The development of new rechargeable battery systems could fuel various energy applications, from personal electronics to grid storage. Rechargeable aluminium-based batteries offer the possibilities of low cost and low flammability, together with three-electron-redox properties leading to high capacity. However, research efforts over the past 30 years have encountered numerous problems, such as cathode material disintegration, low cell discharge voltage (about 0.55 volts), capacitive behaviour without discharge voltage plateaus (1.1–0.2 volts or 1.8–0.8 volts) and insufficient cycle life (less than 100 cycles) with rapid capacity decay (by 26–85 per cent over 100 cycles). Here we present a rechargeable aluminium battery with high-rate capability that uses an aluminium metal anode and a three-dimensional graphitic-foam cathode. The battery operates through the electrochemical deposition and dissolution of aluminium at the anode, and intercalation/de-intercalation of chloroaluminate anions in the graphite, using a non-flammable ionic liquid electrolyte.

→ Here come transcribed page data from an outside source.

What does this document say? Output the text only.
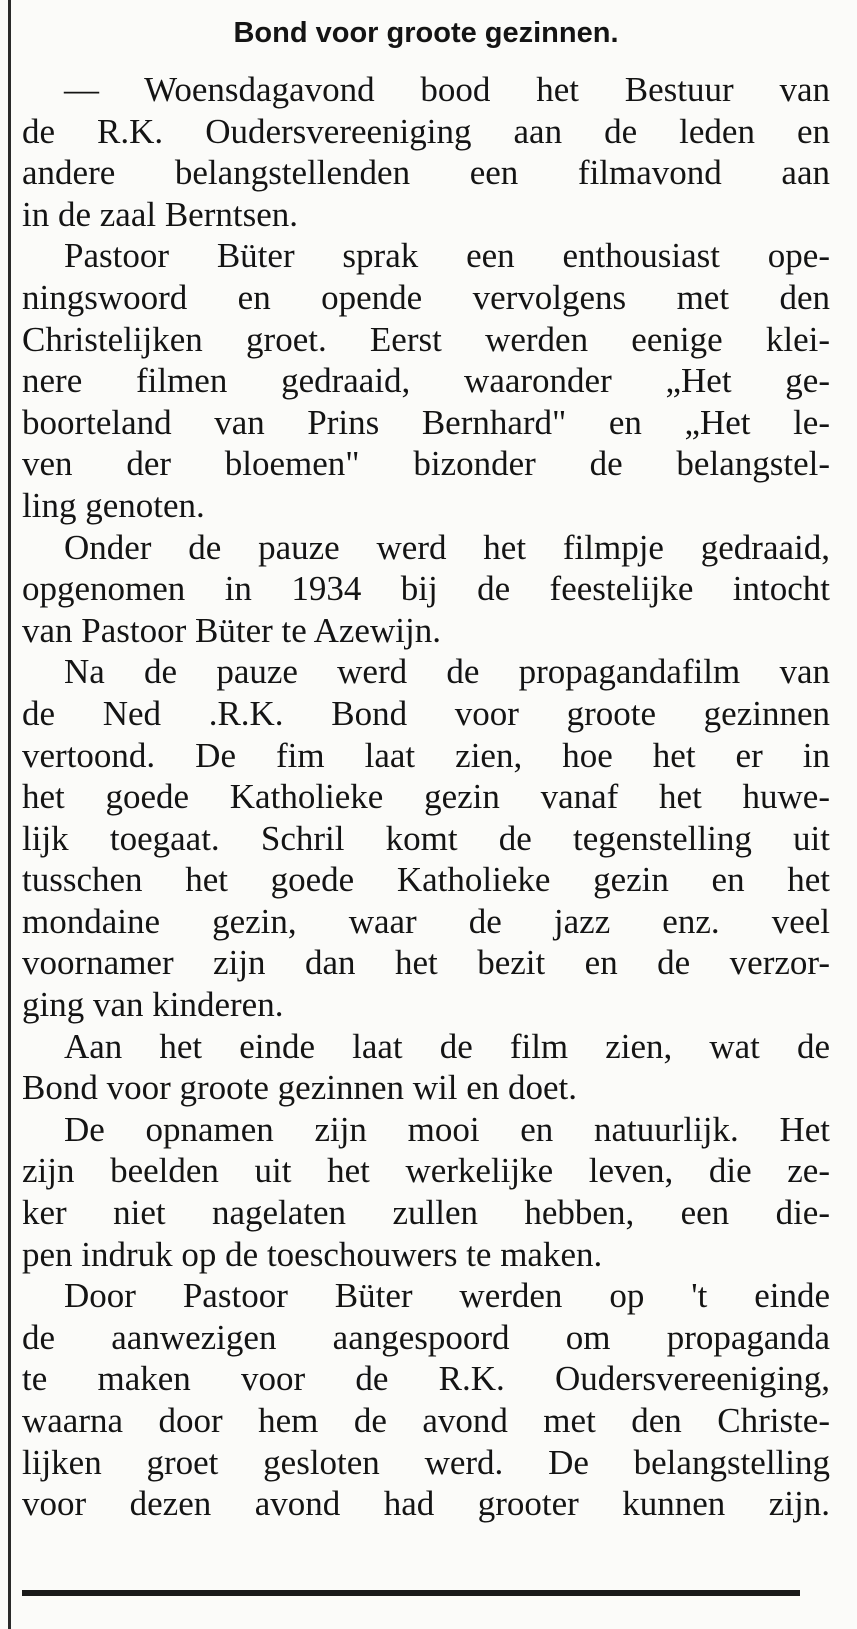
Bond voor groote gezinnen.

— Woensdagavond bood het Bestuur van
de R.K. Oudersvereeniging aan de leden en
andere belangstellenden een filmavond aan
in de zaal Berntsen.

Pastoor Büter sprak een enthousiast ope-
ningswoord en opende vervolgens met den
Christelijken groet. Eerst werden eenige klei-
nere filmen gedraaid, waaronder „Het ge-
boorteland van Prins Bernhard" en „Het le-
ven der bloemen" bizonder de belangstel-
ling genoten.

Onder de pauze werd het filmpje gedraaid,
opgenomen in 1934 bij de feestelijke intocht
van Pastoor Büter te Azewijn.

Na de pauze werd de propagandafilm van
de Ned .R.K. Bond voor groote gezinnen
vertoond. De fim laat zien, hoe het er in
het goede Katholieke gezin vanaf het huwe-
lijk toegaat. Schril komt de tegenstelling uit
tusschen het goede Katholieke gezin en het
mondaine gezin, waar de jazz enz. veel
voornamer zijn dan het bezit en de verzor-
ging van kinderen.

Aan het einde laat de film zien, wat de
Bond voor groote gezinnen wil en doet.

De opnamen zijn mooi en natuurlijk. Het
zijn beelden uit het werkelijke leven, die ze-
ker niet nagelaten zullen hebben, een die-
pen indruk op de toeschouwers te maken.

Door Pastoor Büter werden op 't einde
de aanwezigen aangespoord om propaganda
te maken voor de R.K. Oudersvereeniging,
waarna door hem de avond met den Christe-
lijken groet gesloten werd. De belangstelling
voor dezen avond had grooter kunnen zijn.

The cell exhibits well-defined discharge voltage plateaus near 2 volts, a specific capacity of about 70 mA h g–1 and a Coulombic efficiency of approximately 98 per cent. The cathode was found to enable fast anion diffusion and intercalation, affording charging times of around one minute with a current density of ~4,000 mA g–1 (equivalent to ~3,000 W kg–1), and to withstand more than 7,500 cycles without capacity decay.